On
me connait : je répète que je ne suis pas assuré de mes
certitudes. Alors, de mes incertitudes...
En
revanche, j'ai la naïveté, le courage (je vois déjà quelques
commentaires que je n'afficherai pas ; pardon, mais le ton doit
rester mesuré), l'inconscience de discuter d'enseignement. Et pis,
je le fais au mépris de la règle qui réclame une saine recherhe
bibliographique en préalable aux discussions « scientifiques »
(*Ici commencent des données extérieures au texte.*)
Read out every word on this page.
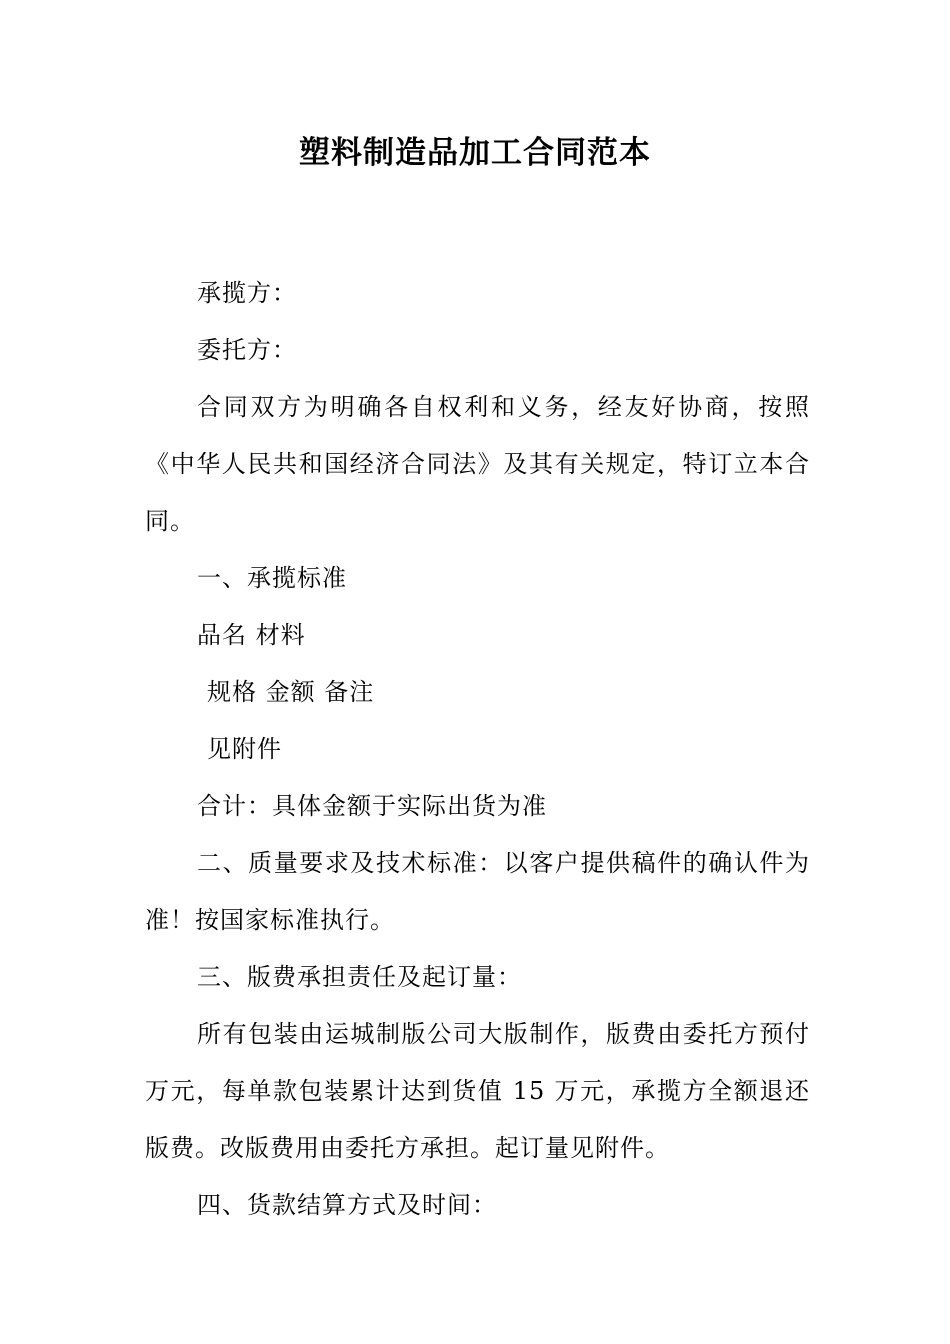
塑料制造品加工合同范本

承揽方：

委托方：

合同双方为明确各自权利和义务，经友好协商，按照《中华人民共和国经济合同法》及其有关规定，特订立本合同。

一、承揽标准

品名 材料

规格 金额 备注

见附件

合计：具体金额于实际出货为准

二、质量要求及技术标准：以客户提供稿件的确认件为准！按国家标准执行。

三、版费承担责任及起订量：

所有包装由运城制版公司大版制作，版费由委托方预付　万元，每单款包装累计达到货值 15 万元，承揽方全额退还版费。改版费用由委托方承担。起订量见附件。

四、货款结算方式及时间：
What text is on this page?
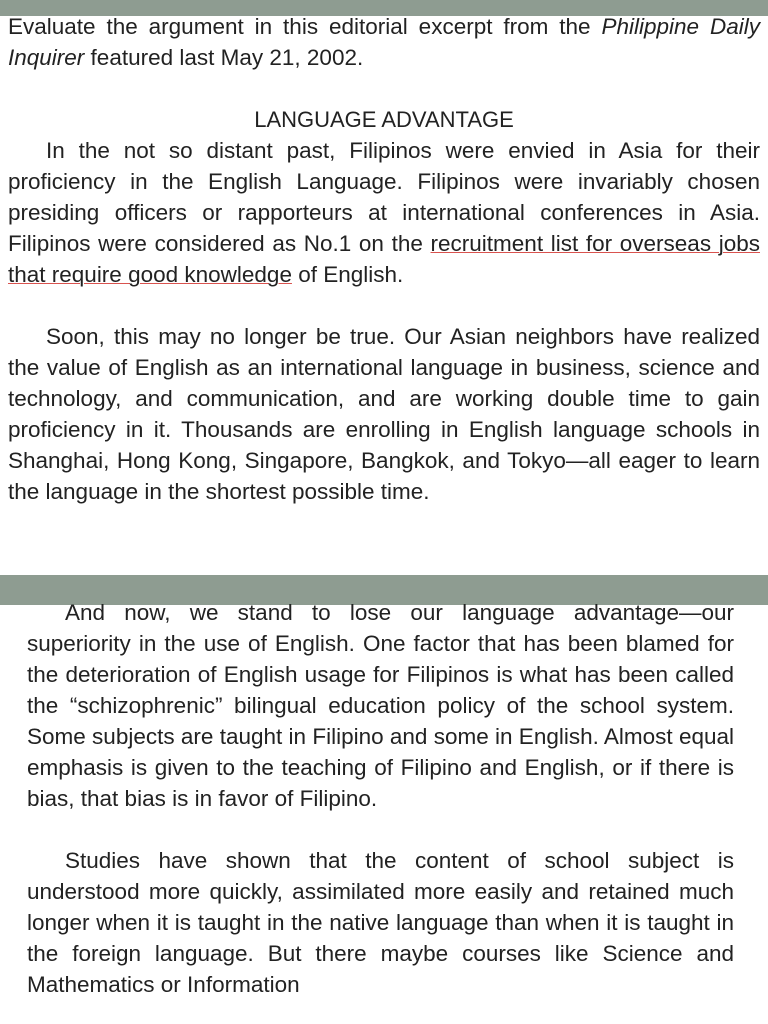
Evaluate the argument in this editorial excerpt from the Philippine Daily Inquirer featured last May 21, 2002.

LANGUAGE ADVANTAGE

In the not so distant past, Filipinos were envied in Asia for their proficiency in the English Language. Filipinos were invariably chosen presiding officers or rapporteurs at international conferences in Asia. Filipinos were considered as No.1 on the recruitment list for overseas jobs that require good knowledge of English.

Soon, this may no longer be true. Our Asian neighbors have realized the value of English as an international language in business, science and technology, and communication, and are working double time to gain proficiency in it. Thousands are enrolling in English language schools in Shanghai, Hong Kong, Singapore, Bangkok, and Tokyo—all eager to learn the language in the shortest possible time.

And now, we stand to lose our language advantage—our superiority in the use of English. One factor that has been blamed for the deterioration of English usage for Filipinos is what has been called the “schizophrenic” bilingual education policy of the school system. Some subjects are taught in Filipino and some in English. Almost equal emphasis is given to the teaching of Filipino and English, or if there is bias, that bias is in favor of Filipino.

Studies have shown that the content of school subject is understood more quickly, assimilated more easily and retained much longer when it is taught in the native language than when it is taught in the foreign language. But there maybe courses like Science and Mathematics or Information
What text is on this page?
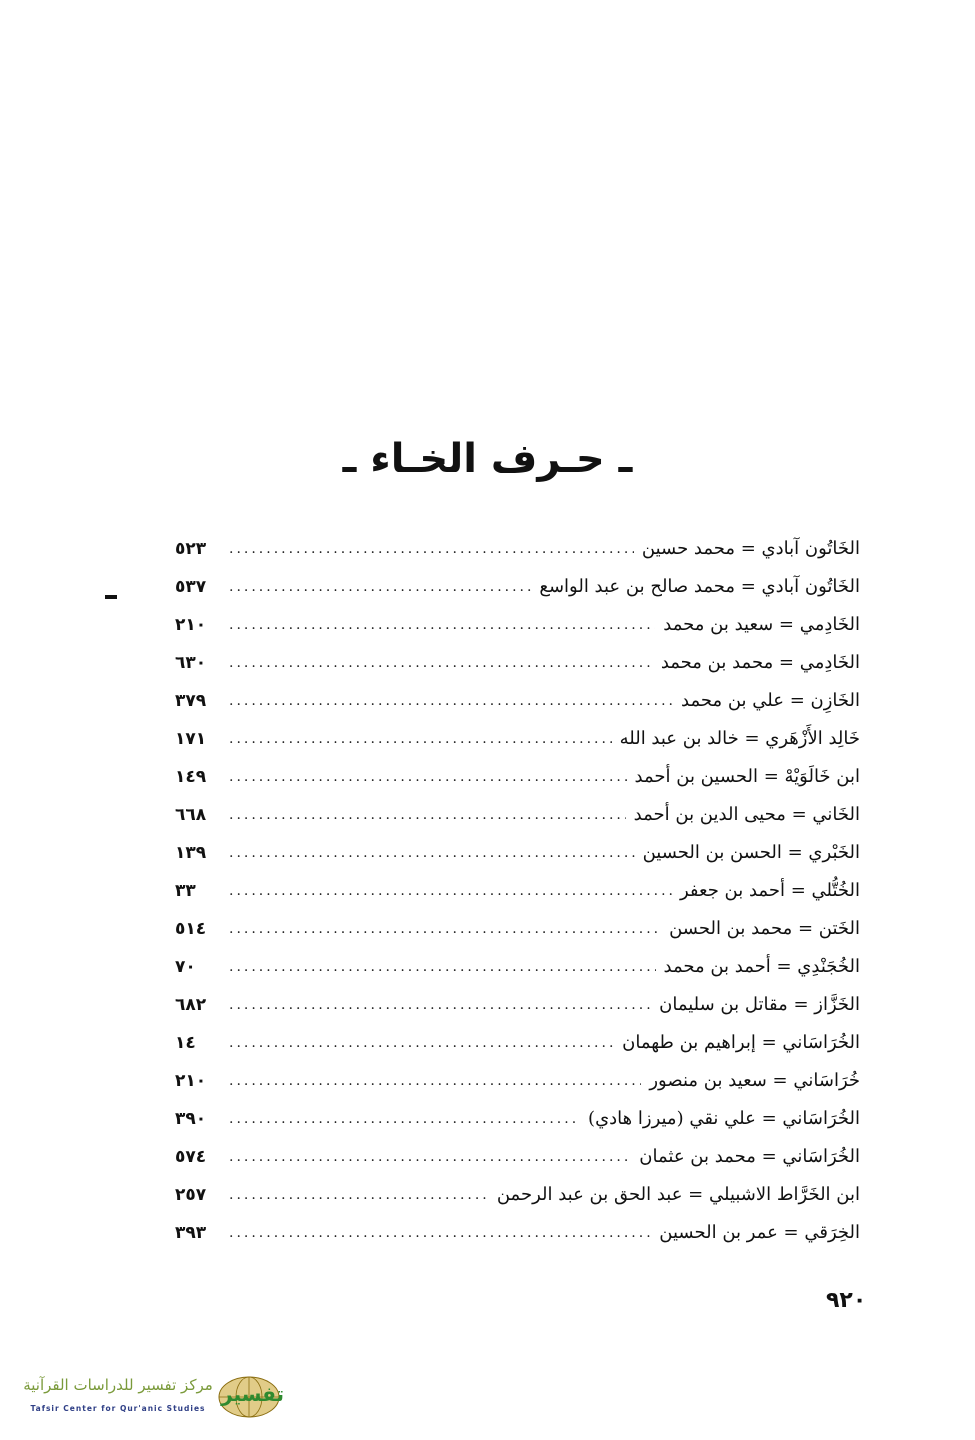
ـ حـرف الخـاء ـ
٥٢٣ .....	الخَاتُون آبادي = محمد حسين
٥٣٧ .....	الخَاتُون آبادي = محمد صالح بن عبد الواسع
٢١٠ .....	الخَادِمي = سعيد بن محمد
٦٣٠ .....	الخَادِمي = محمد بن محمد
٣٧٩ .....	الخَازِن = علي بن محمد
١٧١ .....	خَالِد الأَزْهَري = خالد بن عبد الله
١٤٩ .....	ابن خَالَوَيْهْ = الحسين بن أحمد
٦٦٨ .....	الخَاني = محيى الدين بن أحمد
١٣٩ .....	الخَبْري = الحسن بن الحسين
٣٣ .....	الخُتُّلي = أحمد بن جعفر
٥١٤ .....	الخَتن = محمد بن الحسن
٧٠ .....	الخُجَنْدِي = أحمد بن محمد
٦٨٢ .....	الخَزَّاز = مقاتل بن سليمان
١٤ .....	الخُرَاسَاني = إبراهيم بن طهمان
٢١٠ .....	خُرَاسَاني = سعيد بن منصور
٣٩٠ .....	الخُرَاسَاني = علي نقي (ميرزا هادي)
٥٧٤ .....	الخُرَاسَاني = محمد بن عثمان
٢٥٧ .....	ابن الخَرَّاط الاشبيلي = عبد الحق بن عبد الرحمن
٣٩٣ .....	الخِرَقي = عمر بن الحسين
٩٢٠
مركز تفسير للدراسات القرآنية
Tafsir Center for Qur'anic Studies
تفسير
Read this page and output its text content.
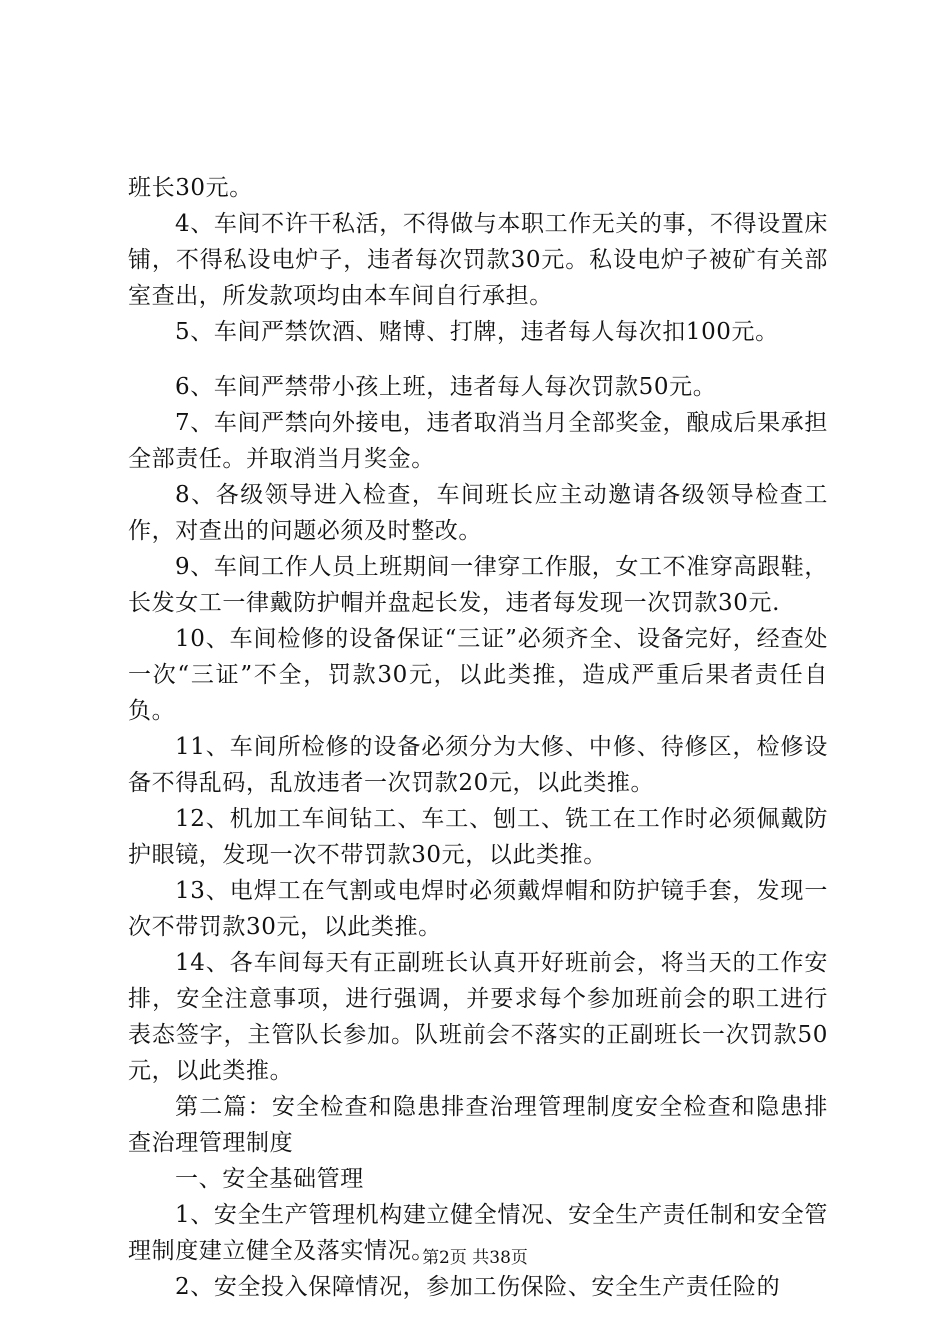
班长30元。

4、车间不许干私活，不得做与本职工作无关的事，不得设置床铺，不得私设电炉子，违者每次罚款30元。私设电炉子被矿有关部室查出，所发款项均由本车间自行承担。

5、车间严禁饮酒、赌博、打牌，违者每人每次扣100元。

6、车间严禁带小孩上班，违者每人每次罚款50元。

7、车间严禁向外接电，违者取消当月全部奖金，酿成后果承担全部责任。并取消当月奖金。

8、各级领导进入检查，车间班长应主动邀请各级领导检查工作，对查出的问题必须及时整改。

9、车间工作人员上班期间一律穿工作服，女工不准穿高跟鞋，长发女工一律戴防护帽并盘起长发，违者每发现一次罚款30元.

10、车间检修的设备保证“三证”必须齐全、设备完好，经查处一次“三证”不全，罚款30元，以此类推，造成严重后果者责任自负。

11、车间所检修的设备必须分为大修、中修、待修区，检修设备不得乱码，乱放违者一次罚款20元，以此类推。

12、机加工车间钻工、车工、刨工、铣工在工作时必须佩戴防护眼镜，发现一次不带罚款30元，以此类推。

13、电焊工在气割或电焊时必须戴焊帽和防护镜手套，发现一次不带罚款30元，以此类推。

14、各车间每天有正副班长认真开好班前会，将当天的工作安排，安全注意事项，进行强调，并要求每个参加班前会的职工进行表态签字，主管队长参加。队班前会不落实的正副班长一次罚款50元，以此类推。

第二篇：安全检查和隐患排查治理管理制度安全检查和隐患排查治理管理制度

一、安全基础管理

1、安全生产管理机构建立健全情况、安全生产责任制和安全管理制度建立健全及落实情况。

2、安全投入保障情况，参加工伤保险、安全生产责任险的

第2页 共38页
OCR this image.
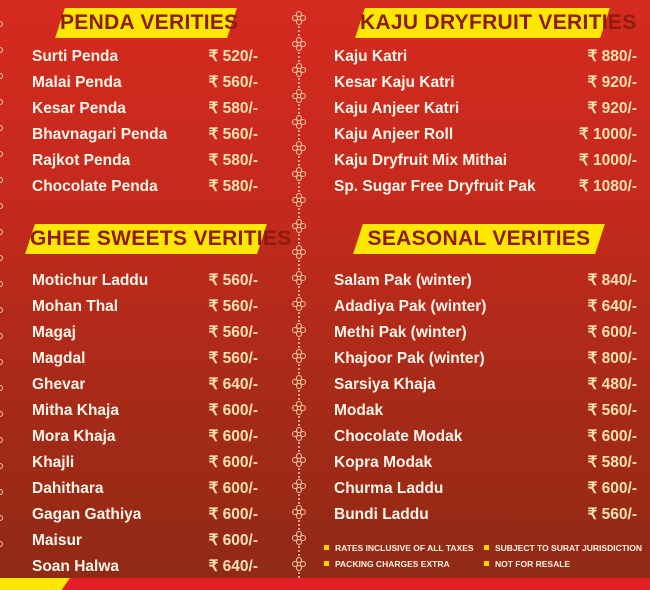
PENDA VERITIES
Surti Penda	₹ 520/-
Malai Penda	₹ 560/-
Kesar Penda	₹ 580/-
Bhavnagari Penda	₹ 560/-
Rajkot Penda	₹ 580/-
Chocolate Penda	₹ 580/-
KAJU DRYFRUIT VERITIES
Kaju Katri	₹ 880/-
Kesar Kaju Katri	₹ 920/-
Kaju Anjeer Katri	₹ 920/-
Kaju Anjeer Roll	₹ 1000/-
Kaju Dryfruit Mix Mithai	₹ 1000/-
Sp. Sugar Free Dryfruit Pak	₹ 1080/-
GHEE SWEETS VERITIES
Motichur Laddu	₹ 560/-
Mohan Thal	₹ 560/-
Magaj	₹ 560/-
Magdal	₹ 560/-
Ghevar	₹ 640/-
Mitha Khaja	₹ 600/-
Mora Khaja	₹ 600/-
Khajli	₹ 600/-
Dahithara	₹ 600/-
Gagan Gathiya	₹ 600/-
Maisur	₹ 600/-
Soan Halwa	₹ 640/-
SEASONAL VERITIES
Salam Pak (winter)	₹ 840/-
Adadiya Pak (winter)	₹ 640/-
Methi Pak (winter)	₹ 600/-
Khajoor Pak (winter)	₹ 800/-
Sarsiya Khaja	₹ 480/-
Modak	₹ 560/-
Chocolate Modak	₹ 600/-
Kopra Modak	₹ 580/-
Churma Laddu	₹ 600/-
Bundi Laddu	₹ 560/-
RATES INCLUSIVE OF ALL TAXES	SUBJECT TO SURAT JURISDICTION
PACKING CHARGES EXTRA	NOT FOR RESALE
(ici, j'écris le mot dans l'acception « savoir général »,
et pas « sciences quantitatives »). Plus spécifiquement,
de la différence entre les connaissances et les compétences.
Il
me semble que les compétences sont plus difficiles à obtenir que
les connaissances. Ces dernières peuvent se transmettre par des
« récits », tandis que les compétences mettent
étudiants en situation d'autonomie, souhaitable si l'on veut qu'il
devienne secouer le carcan du « Maître ».
Un
exemple, l'utilisation de l'expression de l'entropie en fonction du
nombre d'états microscopiques (une merveilleuse loi qui s'exprime
par S = k ln Ω, où S représente l'entropie, k la constante de
Boltzmann, égale à 1,3806488 × 10-23 m2 kg
s-2 K-1, ln la fonction logarithme
népérien, et Ω le nombre de configurations microscopiques
associées à un état macroscopique).
La
connaissance, dans ce cas, n'est pas compliquée, puisqu'elle se
réduit à une définition que même un âne finira par apprendre par
coeur pourvu qu'on lui donne carottes et bâton, mais c'est la
compétence que l'on doit viser, à savoir que les étudiants,
connaissant bien la loi, doivent finir par avoir le quasi réflexe de
chercher à l'appliquer, chaque fois qu'ils sont en présence d'un
nombre de configurations microscopiques et qu'ils envisagent les
questions d'énergie, dont l'entropie (oui : multipliée par la
température et avec un signe moins) est une composante.
Rien
de difficile, dans cette affaire, mais il faut de la familiarité, et
éviter que les étudiants considèrent que l'apprentissage de ces
notions est une « peau d'âne », dont ils doivent se
débarrasser le plus vite possible après l'examen. D'ailleurs,
ajoutons que ce type de connaissances/compétences sont très
« locales », et méritent évidemment être placées dans
un cadre explicatif plus général. Pour dire les choses très
simplement, la plus simple des « lois de la nature »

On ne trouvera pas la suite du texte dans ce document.